Nie ma nigdzie ziemi niczyjej. Co najwyżej nie wszyscy się interesują swoimi działkami. Ja jestem trudnym przypadkiem, bo wiem, że sąsiadka nie ma prawa wylewać wody na działkę gminną, bo tym jest ścieżka między mną i sąsiadem. Ne byłoby problemu, gdyby sąsiad wykopał ten rynsztok pod swoich murkiem, ale wtedy miałby problem, który mam teraz ja.

 

Kanalizacji deszczowej tam nie ma i nie będzie, bo do gminy należy jedynie wąski pas ziemi, którym jest ścieżka.

 

Nie chcę żadnych kłótni, a już na pewno łazić po sądach. Postaram się zaproponować położenie w tajemnicy przed gminą rury zamiast tego rowu.
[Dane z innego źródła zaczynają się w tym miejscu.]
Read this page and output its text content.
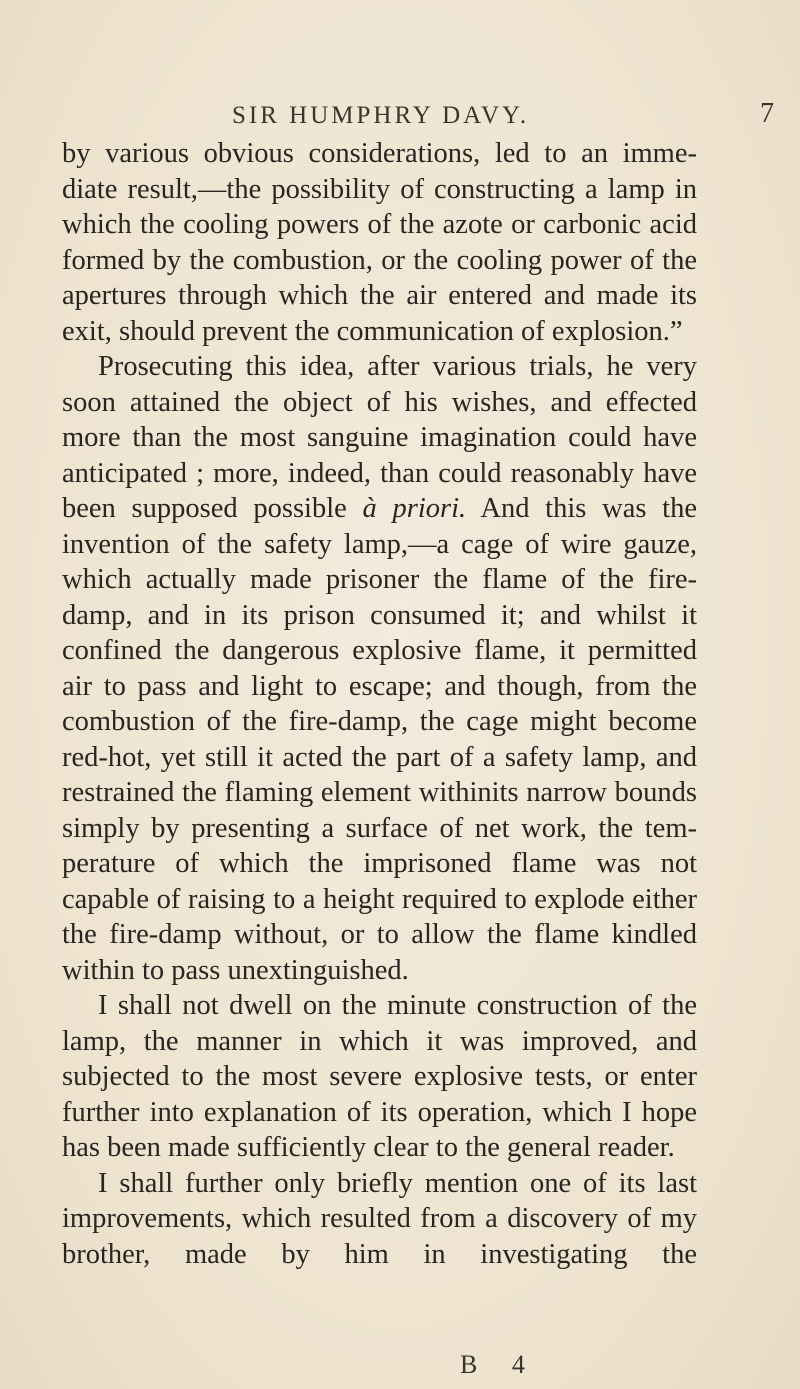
SIR HUMPHRY DAVY.	7

by various obvious considerations, led to an imme-diate result,—the possibility of constructing a lamp in which the cooling powers of the azote or carbonic acid formed by the combustion, or the cooling power of the apertures through which the air entered and made its exit, should prevent the communication of explosion.”

Prosecuting this idea, after various trials, he very soon attained the object of his wishes, and effected more than the most sanguine imagination could have anticipated ; more, indeed, than could reasonably have been supposed possible à priori. And this was the invention of the safety lamp,—a cage of wire gauze, which actually made prisoner the flame of the fire-damp, and in its prison consumed it; and whilst it confined the dangerous explosive flame, it permitted air to pass and light to escape; and though, from the combustion of the fire-damp, the cage might become red-hot, yet still it acted the part of a safety lamp, and restrained the flaming element withinits narrow bounds simply by presenting a surface of net work, the tem-perature of which the imprisoned flame was not capable of raising to a height required to explode either the fire-damp without, or to allow the flame kindled within to pass unextinguished.

I shall not dwell on the minute construction of the lamp, the manner in which it was improved, and subjected to the most severe explosive tests, or enter further into explanation of its operation, which I hope has been made sufficiently clear to the general reader.

I shall further only briefly mention one of its last improvements, which resulted from a discovery of my brother, made by him in investigating the

B 4
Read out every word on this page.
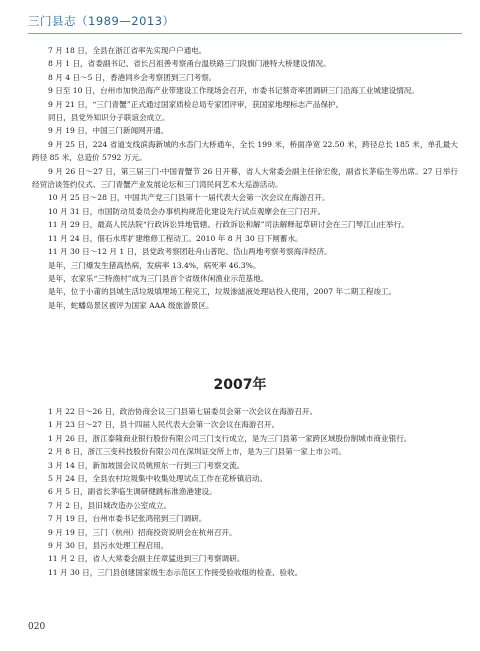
三门县志（1989—2013）

7 月 18 日，全县在浙江省率先实现户户通电。

8 月 1 日，省委副书记、省长吕祖善考察甬台温铁路三门段旗门港特大桥建设情况。

8 月 4 日～5 日，香港同乡会考察团到三门考察。

9 日至 10 日，台州市加快沿海产业带建设工作现场会召开，市委书记蔡奇率团调研三门沿海工业城建设情况。

9 月 21 日，“三门青蟹”正式通过国家质检总局专家团评审，获国家地理标志产品保护。

同日，县党外知识分子联谊会成立。

9 月 19 日，中国三门新闻网开通。

9 月 25 日，224 省道支线滨海新城的水岙门大桥通车，全长 199 米，桥面净宽 22.50 米，跨径总长 185 米，单孔最大跨径 85 米，总造价 5792 万元。

9 月 26 日～27 日，第三届三门·中国青蟹节 26 日开幕，省人大常委会副主任徐宏俊，副省长茅临生等出席。27 日举行经贸洽谈签约仪式、三门青蟹产业发展论坛和三门湾民间艺术大巡游活动。

10 月 25 日～28 日，中国共产党三门县第十一届代表大会第一次会议在海游召开。

10 月 31 日，市国防动员委员会办事机构规范化建设先行试点观摩会在三门召开。

11 月 29 日，最高人民法院“行政诉讼异地管辖、行政诉讼和解”司法解释起草研讨会在三门琴江山庄举行。

11 月 24 日，佃石水库扩建维修工程动工。2010 年 8 月 30 日下闸蓄水。

11 月 30 日～12 月 1 日，县党政考察团赴舟山普陀、岱山两地考察考察海洋经济。

是年，三门爆发生猪高热病，发病率 13.4%，病死率 46.3%。

是年，农家乐“三特渔村”成为三门县首个省级休闲渔业示范基地。

是年，位于小莆的县城生活垃圾填埋场工程完工，垃圾渗滤液处理站投入使用，2007 年二期工程竣工。

是年，蛇蟠岛景区被评为国家 AAA 级旅游景区。

2007年

1 月 22 日～26 日，政治协商会议三门县第七届委员会第一次会议在海游召开。

1 月 23 日～27 日，县十四届人民代表大会第一次会议在海游召开。

1 月 26 日，浙江泰隆商业银行股份有限公司三门支行成立，是为三门县第一家跨区域股份制城市商业银行。

2 月 8 日，浙江三变科技股份有限公司在深圳证交所上市，是为三门县第一家上市公司。

3 月 14 日，新加坡国会议员姚照东一行到三门考察交流。

5 月 24 日，全县农村垃圾集中收集处理试点工作在花桥镇启动。

6 月 5 日，副省长茅临生调研健跳标准渔港建设。

7 月 2 日，县旧城改造办公室成立。

7 月 19 日，台州市委书记张鸿铭到三门调研。

9 月 19 日，三门（杭州）招商投资说明会在杭州召开。

9 月 30 日，县污水处理工程启用。

11 月 2 日，省人大常委会副主任章猛进到三门考察调研。

11 月 30 日，三门县创建国家级生态示范区工作接受验收组的检查、验收。

020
Wtedy mogłoby sobie zarastać ile dusza zapragnie.

 

Natomiast bardzo chętnie dowiem się od geodety, gdzie są faktyczne granice działek, bo pośrodku przejścia widać niski murek:

28df4366be6734f2gen.png

Odnośnik do komentarza
Udostępnij na innych stronach

Geodeta pokaże granice (procedura, zawiadomienia itp), lecz taniej jest zlecić aktualizację mapy syt-wys np. w celu zorientowania sie jakie są spadki , ba,bla,bla . Mówisz w czym rzecz. Geodeta zmierzy ogrodzenia i przewyższenia, przy okazji może zauważy jakies znaki graniczne i je zmierzy (wkazane czy granice są spójne, tzn. jeśli podział był po 2011 r. to raczej jest OK). To narysuje na mapie (uzupełni gdy brak czegoś), analitycznie wyliczy odległości i wyjdzie że sąsiad jeździ po swoich? dwóch działkach (lub nie swoich?, pytanie czy ma tytuł prawny = służebność ) a tobie czyni szkodę czyli podpada pod art. 415 KC. Mając aktualny stan na mapie masz o czym rozmawiać po dobroci z sąsiadem lub niesympatycznie obiecać rozmowę przez adwokata itd. Czy sąsiad legalnie korzysta z tego przejścia to powiedzą (raczej powinni powiedzieć) w dziale EGiB Twojej gminy/starostwa. Idziesz, pokazujesz twój grunt (dowód osobisty, sprawdzą w EGiB lub po KW) i pytasz czy na sasiedniej działce jest służebnośc dostępu, przejścia lub przejazdu/dojazdu zapisana dla działki sasiada. Mogą nie podać nru KW, bo RODO ale to czy jest zapisana służebność to powinni powiedzieć. Zresztą to będzie wiedział geodeta wykonujący aktualizację - po zgłoszeniu takiej pracy dostanie także wypisy. Kropka

P.S.

W tajemnicy przed gminą nic nie kombinuj: primo - i tak się wyda; secundo - sąsiad będzie miał na ciebie haka. I po co ci to?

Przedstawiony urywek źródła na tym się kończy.